Trump’s approval numbers have been so low (and his disapproval numbers so high) in part because he entered office at a moment when partisan polarization in presidential performance assessments was higher than at any prior point. Part of the reason Trump is viewed so negatively is that Democrats strongly disapprove of him, in a way that members of the opposing party have never before opposed a new president.

But that’s not the only reason.

Most alarmingly for allies of Trump is where those declines are most significant. Since the first Gallup weekly poll, covering the tail end of January, a number of demographic groups have seen declines of at least 10 percent in their approval ratings. (Every demographic saw a drop of some measure.) Included in that number are several demographics that made up important parts of Trump’s base during the 2016 election, including those with a high school education or lower, and moderate Republicans and independents who may have reluctantly backed Trump over Hillary Clinton as the lesser of two evils.
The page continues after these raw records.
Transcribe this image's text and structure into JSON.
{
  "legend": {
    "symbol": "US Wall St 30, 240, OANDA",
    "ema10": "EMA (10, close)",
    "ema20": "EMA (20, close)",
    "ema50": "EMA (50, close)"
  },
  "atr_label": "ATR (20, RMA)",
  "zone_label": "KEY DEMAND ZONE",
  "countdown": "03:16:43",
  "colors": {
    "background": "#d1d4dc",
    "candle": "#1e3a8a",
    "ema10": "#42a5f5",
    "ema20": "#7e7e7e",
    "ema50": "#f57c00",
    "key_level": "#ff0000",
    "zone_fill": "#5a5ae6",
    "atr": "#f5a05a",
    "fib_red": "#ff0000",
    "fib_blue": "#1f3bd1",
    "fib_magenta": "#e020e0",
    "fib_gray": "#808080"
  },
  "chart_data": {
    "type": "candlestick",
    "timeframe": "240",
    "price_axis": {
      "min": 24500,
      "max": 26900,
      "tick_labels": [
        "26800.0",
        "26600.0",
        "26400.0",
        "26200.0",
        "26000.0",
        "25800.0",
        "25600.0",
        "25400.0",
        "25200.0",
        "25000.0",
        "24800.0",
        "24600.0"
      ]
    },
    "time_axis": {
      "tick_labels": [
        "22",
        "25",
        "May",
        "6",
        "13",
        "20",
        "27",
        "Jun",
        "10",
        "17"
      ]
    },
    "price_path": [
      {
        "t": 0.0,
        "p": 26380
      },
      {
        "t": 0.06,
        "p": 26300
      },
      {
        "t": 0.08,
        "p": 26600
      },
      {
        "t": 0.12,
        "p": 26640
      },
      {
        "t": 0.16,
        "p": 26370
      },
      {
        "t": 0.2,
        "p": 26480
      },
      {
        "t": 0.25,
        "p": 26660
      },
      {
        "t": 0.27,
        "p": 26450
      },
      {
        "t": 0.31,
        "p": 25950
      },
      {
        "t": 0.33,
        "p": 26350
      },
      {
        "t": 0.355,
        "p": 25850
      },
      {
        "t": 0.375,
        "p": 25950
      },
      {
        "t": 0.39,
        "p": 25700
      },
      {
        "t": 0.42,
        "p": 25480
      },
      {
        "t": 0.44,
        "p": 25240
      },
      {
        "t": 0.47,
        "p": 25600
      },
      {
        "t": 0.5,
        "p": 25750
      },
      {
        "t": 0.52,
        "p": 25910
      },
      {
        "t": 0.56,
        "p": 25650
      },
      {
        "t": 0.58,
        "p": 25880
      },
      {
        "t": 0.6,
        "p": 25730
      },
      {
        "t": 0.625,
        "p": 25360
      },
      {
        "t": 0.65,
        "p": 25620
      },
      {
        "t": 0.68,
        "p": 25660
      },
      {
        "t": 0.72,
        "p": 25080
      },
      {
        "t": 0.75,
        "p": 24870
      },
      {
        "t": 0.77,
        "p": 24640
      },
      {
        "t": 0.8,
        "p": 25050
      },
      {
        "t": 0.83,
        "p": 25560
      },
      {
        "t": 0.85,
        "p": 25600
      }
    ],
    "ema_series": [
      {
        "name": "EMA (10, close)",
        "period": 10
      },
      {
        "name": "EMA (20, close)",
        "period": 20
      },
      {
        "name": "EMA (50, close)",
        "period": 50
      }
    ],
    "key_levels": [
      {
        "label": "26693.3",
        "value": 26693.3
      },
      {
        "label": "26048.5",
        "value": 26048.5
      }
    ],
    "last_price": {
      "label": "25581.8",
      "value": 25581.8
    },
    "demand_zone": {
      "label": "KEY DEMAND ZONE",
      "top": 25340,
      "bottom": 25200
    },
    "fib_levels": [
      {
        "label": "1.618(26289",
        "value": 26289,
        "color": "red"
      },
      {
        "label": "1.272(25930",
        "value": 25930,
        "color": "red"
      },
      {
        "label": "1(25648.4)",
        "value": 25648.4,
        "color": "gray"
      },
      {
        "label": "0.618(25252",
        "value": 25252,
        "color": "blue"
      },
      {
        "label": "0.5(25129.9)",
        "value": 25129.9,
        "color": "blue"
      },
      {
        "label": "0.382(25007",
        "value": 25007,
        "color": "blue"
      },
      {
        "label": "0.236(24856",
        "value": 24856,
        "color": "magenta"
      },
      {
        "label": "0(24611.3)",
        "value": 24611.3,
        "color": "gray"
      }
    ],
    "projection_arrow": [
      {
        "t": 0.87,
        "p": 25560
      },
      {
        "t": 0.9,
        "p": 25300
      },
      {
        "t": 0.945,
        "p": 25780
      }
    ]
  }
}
(This week’s Gallup figure was the 20th during Trump’s tenure; the graphs above show every four weeks.)

Overall, 4 in 5 Republicans view Trump positively, which is the good news. But a drop of 10 or 11 points in approval from the groups identified above is a significant political problem for Trump and, perhaps as much, his party.

The other problem? That trend has been pretty consistently headed in one direction.